When people see my lock screen, “why?” is their typical response. Over the summer, HBO Max Recommended the Bill Clinton campaign documentary The War Room to me. It seemed like a sound recommendation given the amount of times I have rewatched The West Wing on the platform, and my burgeoning interest in the political sphere is apparent.
Watching this documentary unleashed an entirely new era of my life. Carville’s commentary in the documentary was chock-full of witty insights, including a jab at George Bush’s failed campaign promises “read my lips? No sir, read the record” or indicating that Bush was “so last year.”
In this campaign, Carville outlined three important messages to focus on. First: Change vs. more of the same. Second, It’s the economy, stupid. Third: Don’t forget healthcare.
These kinds of pithy slogans were typical of the Ragin Cajun’s contributions to the campaign. After exerting all of my witty energy on my first round of college applications, I am depleted. I, typically, pride myself on my writing ability. I have never been sporty, a math whiz, or a gifted musician. But I have always been able to write. So right now, as I stew over my computer, having no idea what to write or how to make it sound, it scares me.
So I turn to my idol for inspiration.
To start, I need change. As I have officially settled into the groove of senior year, the novelty has worn off. The taste of college is so near. With college will come new experiences and freedom. I will no longer be constrained by the drudgery of school bureaucracy. All of my teachers are lovely and my classes are interesting but after four years of an odd/even three-100-minute-periods, I could use a change.

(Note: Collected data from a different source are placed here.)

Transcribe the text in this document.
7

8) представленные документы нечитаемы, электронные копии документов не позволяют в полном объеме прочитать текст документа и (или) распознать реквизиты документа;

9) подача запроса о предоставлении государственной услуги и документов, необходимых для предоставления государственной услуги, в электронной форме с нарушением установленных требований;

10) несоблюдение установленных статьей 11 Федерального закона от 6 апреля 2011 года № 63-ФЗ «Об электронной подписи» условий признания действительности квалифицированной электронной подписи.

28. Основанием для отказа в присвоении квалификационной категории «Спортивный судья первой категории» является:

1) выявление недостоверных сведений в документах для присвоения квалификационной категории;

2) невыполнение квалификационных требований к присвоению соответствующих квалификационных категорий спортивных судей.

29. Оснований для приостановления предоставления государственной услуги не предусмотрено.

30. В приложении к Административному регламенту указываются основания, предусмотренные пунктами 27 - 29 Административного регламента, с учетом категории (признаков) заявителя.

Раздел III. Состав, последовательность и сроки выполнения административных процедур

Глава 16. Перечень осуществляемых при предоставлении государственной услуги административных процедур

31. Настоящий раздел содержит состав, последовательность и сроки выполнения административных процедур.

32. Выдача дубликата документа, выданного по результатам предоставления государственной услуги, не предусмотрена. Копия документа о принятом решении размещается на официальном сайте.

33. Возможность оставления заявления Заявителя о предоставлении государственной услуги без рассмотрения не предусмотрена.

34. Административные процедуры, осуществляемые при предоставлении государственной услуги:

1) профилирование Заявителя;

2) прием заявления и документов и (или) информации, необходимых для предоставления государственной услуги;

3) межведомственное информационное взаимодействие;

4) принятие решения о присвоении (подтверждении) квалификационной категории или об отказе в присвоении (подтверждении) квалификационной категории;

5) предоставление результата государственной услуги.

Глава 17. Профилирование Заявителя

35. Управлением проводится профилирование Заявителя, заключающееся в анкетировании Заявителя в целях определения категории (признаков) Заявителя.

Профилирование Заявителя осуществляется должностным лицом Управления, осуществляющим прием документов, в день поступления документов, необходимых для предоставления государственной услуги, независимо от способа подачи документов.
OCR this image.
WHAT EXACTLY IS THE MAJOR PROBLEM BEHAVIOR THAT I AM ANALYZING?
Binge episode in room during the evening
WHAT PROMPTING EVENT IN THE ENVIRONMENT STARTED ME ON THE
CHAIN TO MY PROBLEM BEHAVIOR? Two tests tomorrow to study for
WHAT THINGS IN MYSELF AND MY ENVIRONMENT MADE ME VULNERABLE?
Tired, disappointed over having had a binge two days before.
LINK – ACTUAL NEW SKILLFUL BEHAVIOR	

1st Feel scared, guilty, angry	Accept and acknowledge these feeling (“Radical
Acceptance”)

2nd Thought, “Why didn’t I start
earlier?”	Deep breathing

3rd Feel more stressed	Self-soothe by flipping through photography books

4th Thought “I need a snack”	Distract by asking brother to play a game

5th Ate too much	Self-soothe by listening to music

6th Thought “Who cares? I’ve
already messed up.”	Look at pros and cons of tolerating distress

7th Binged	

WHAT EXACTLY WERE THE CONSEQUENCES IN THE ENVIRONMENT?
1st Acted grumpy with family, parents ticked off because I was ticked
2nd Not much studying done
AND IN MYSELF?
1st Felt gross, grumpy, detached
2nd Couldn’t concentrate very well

Second, it’s my column, stupid. There seems to be some idea in my head that this column has to be a perfect representation of me. They have to be relatable yet personal, smart yet common. But now I realize that this is my column and I could write whatever I want. I do not need to be beholden to the idea that this column has to be all I am. If my column isn’t good, that doesn’t mean I’m not good. I am not my writing ability.
Lastly, don’t forget health. Both mental and physical. As Thanksgiving is coming up, I need to start focusing on the more positive aspects of my life. I am healthy, my friends and family are wonderful, my teachers are supportive. I even discovered a new musical and new television to watch. Life is good. I mean this part genuinely: Read my lips, I’m grateful.